CS 550 Fall 2003 - Program Implementation Notes.

Program 1 - Scanner

The first program was a simple scanner to pick out all the possible Ada identifiers from a file.

I created a simple deterministic Finite State Automaton (FSA) that will recognize Ada identifiers and implemented it in C. If obeys the following rules:

The Ada 95 language manual has the following EBNF for identifiers:
identifier ::= identifier_letter {[underline] letter_or_digit}
letter_or_digit ::= identifier_letter | digit
identifier_letter ::= upper_case_identifier_letter | lower_case_identifier_letter
digit ::= '0' | '1' | ... | '9'
underline ::= '_'
upper_case_identifier_letter ::= Any character of Row 00 of ISO 10646 BMP whose name begins 'Latin Capital Letter'
lower_case_identifier_letter ::= Any character of Row 00 of ISO 10646 BMP whose name begins '`Latin Small Letter'
For simplicity's sake, just use
upper_case_identifier_letter ::= 'A' | 'B' | ... | 'Z'
lower_case_identifier_letter ::= 'a' | 'b' | ... | 'z'

A regular expression which corresponds to this EBNF is    [A-Za-z][A-Za-z0-9_]*

The program implements a deterministic FSA that corresponds to this regular expression.

Program 2 - First and Follow Sets

I implemented this program using C++ and classes from the Standard Template Library (STL). The STL container classes that I used were the following:

list To hold lists of symbols, for the right sides of productions. Also holds list of productions for the grammar.
map To hold the collection of terminals in the grammar, and the collection of non-terminals.
bitset To hold sets of terminals (used to build the first and follow sets)

One interesting aspect of this program was coming up with an efficient way to implement sets in the STL. The STL does include a set container class, but it does not readily provide some of the set operators, like union and intersection. An efficient mechanism for implementing sets, if you can make a good guess at the cardinality of the set, is to use a bit map, with each bit representing a potential member. I implemented this in C++, using the STL bitmap. You need to specify the number of bits in a set, so I arbitrarily chose 256. In order to use the bitmap to hold sets of terminals, I needed to decide which bit represented each terminal. To keep track of this, I put all the terminals into a map - this allows an association between a key value (the terminal symbol name) and a data value (the ordinal value of that terminal - its bit number in the bitset).

Once the terminals were added to the map and assigned ordinals, the bitset provided a very good means of storing the sets.
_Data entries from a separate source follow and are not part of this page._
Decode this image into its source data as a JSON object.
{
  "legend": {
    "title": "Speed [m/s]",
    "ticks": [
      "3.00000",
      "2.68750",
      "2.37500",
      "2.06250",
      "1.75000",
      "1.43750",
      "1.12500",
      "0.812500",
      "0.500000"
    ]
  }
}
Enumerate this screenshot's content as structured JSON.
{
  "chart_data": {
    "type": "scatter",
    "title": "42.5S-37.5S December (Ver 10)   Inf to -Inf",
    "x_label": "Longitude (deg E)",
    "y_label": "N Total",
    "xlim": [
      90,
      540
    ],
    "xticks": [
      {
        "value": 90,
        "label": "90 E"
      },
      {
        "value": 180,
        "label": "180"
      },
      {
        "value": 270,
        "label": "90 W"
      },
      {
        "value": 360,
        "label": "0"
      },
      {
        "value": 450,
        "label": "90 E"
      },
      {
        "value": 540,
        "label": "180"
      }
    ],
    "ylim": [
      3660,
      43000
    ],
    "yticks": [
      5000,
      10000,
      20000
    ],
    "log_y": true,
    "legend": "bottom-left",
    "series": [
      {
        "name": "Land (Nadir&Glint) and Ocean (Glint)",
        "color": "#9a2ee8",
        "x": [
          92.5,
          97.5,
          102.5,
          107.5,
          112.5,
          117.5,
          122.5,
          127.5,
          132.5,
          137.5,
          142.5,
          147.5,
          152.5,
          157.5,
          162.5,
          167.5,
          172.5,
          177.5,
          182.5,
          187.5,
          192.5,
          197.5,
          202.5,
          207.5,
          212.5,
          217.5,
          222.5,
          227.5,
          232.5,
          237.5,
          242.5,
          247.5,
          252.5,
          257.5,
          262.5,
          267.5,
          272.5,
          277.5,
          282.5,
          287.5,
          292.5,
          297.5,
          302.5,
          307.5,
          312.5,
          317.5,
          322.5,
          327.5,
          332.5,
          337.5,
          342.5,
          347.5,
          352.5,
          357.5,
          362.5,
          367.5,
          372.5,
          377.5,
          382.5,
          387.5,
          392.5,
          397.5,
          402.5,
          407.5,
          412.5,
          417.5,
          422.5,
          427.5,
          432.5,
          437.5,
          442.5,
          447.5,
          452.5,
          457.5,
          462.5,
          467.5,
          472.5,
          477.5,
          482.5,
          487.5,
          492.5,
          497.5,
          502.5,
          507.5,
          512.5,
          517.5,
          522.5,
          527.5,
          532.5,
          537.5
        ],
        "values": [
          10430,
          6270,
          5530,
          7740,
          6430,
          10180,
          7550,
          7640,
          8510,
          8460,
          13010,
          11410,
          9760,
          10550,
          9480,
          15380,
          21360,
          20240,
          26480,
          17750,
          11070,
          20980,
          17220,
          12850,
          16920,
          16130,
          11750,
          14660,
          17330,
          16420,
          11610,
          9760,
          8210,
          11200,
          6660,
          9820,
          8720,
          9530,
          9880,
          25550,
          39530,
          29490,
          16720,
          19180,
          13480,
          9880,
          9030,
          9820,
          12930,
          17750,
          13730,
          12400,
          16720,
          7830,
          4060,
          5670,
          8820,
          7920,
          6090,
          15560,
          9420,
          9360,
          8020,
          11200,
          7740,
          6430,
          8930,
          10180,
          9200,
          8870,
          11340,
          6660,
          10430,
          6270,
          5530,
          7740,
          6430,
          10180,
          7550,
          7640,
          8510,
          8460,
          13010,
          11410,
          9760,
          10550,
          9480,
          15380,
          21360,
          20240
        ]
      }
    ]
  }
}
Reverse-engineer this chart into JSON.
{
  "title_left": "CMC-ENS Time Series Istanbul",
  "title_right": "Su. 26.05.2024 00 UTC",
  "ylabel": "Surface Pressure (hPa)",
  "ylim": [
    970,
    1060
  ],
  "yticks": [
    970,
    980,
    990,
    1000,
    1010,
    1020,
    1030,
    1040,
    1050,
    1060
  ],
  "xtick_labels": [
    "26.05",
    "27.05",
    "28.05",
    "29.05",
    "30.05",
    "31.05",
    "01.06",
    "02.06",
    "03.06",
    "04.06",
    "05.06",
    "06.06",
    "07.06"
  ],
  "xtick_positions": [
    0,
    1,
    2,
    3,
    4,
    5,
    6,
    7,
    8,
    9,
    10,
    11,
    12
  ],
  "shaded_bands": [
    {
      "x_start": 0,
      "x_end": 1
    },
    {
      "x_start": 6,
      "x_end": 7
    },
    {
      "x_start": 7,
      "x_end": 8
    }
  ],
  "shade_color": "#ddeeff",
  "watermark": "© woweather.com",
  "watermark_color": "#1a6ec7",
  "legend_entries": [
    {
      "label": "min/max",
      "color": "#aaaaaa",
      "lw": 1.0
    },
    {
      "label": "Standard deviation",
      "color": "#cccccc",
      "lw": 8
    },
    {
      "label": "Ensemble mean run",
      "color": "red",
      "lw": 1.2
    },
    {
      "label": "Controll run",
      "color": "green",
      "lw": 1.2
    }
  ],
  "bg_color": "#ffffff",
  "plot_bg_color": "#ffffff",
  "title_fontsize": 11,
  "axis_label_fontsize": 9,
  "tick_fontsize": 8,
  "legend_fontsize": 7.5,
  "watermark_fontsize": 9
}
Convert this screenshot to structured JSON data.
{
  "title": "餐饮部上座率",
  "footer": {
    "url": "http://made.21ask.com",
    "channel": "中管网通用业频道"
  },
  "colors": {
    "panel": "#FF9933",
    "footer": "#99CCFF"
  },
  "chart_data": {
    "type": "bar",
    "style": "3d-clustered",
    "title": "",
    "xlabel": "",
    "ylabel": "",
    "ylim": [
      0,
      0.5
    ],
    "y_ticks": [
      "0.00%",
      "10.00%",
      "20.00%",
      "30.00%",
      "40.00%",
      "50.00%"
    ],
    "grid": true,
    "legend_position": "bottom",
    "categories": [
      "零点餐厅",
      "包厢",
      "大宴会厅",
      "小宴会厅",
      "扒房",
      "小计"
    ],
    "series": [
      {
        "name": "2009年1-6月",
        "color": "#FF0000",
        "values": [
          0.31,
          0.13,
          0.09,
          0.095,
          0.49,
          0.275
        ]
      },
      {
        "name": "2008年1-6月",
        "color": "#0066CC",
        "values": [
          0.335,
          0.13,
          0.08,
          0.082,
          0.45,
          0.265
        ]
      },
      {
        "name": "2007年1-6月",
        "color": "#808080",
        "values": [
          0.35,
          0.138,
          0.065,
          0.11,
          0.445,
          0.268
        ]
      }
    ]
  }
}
The standard AND and OR logical operators allowed very simple unions and intersections, and the STL's use of standard array index notation made it easy to check the set for the presence of a particular terminal.

I also used a map to store the non-terminals; the key was again the non-terminal name, and the contents was a structure containing the first and follow sets for the non-terminal.

Another interesting aspect of the program was the mechanism to parse the input XML files. I had not done anything with XML before, and I ended up using the expat library available as a downloadable package for Linux and many other operating systems. This XML parser is based on the SAX parsing model - this is an event-driven model where callback functions are invoked as start and end tags are recognized in the input. This is more memory efficient than a DOM-based parser, which loads the entire document into a tree structure as it is parsed. The DOM parsers have several advantages, including doing much more validation and error handling, but for the simple input format for this program, the SAX parser was sufficient.

The C++ implementation requires more lines of source than some of the other solutions that were programmed in languages like Perl or Python, but I think that it is probably a more maintainable implementation, and I expect that it would be more efficient (although efficiency is not of great importance in a program like this that is not run frequently on large input data sets).

After an initial learning curve, the STL proved to be very useful. Once you are acquainted with the concept of iterators and how they are used in conjunction with the container classes, it was reasonably straightforward to use the various containers.

Program 3 - LL(1) Table Generator

I just added code to the previous implementation to generate the LL(1) table, since it required the First and Follow sets and grammar rules. I used the additional vector container class from the STL.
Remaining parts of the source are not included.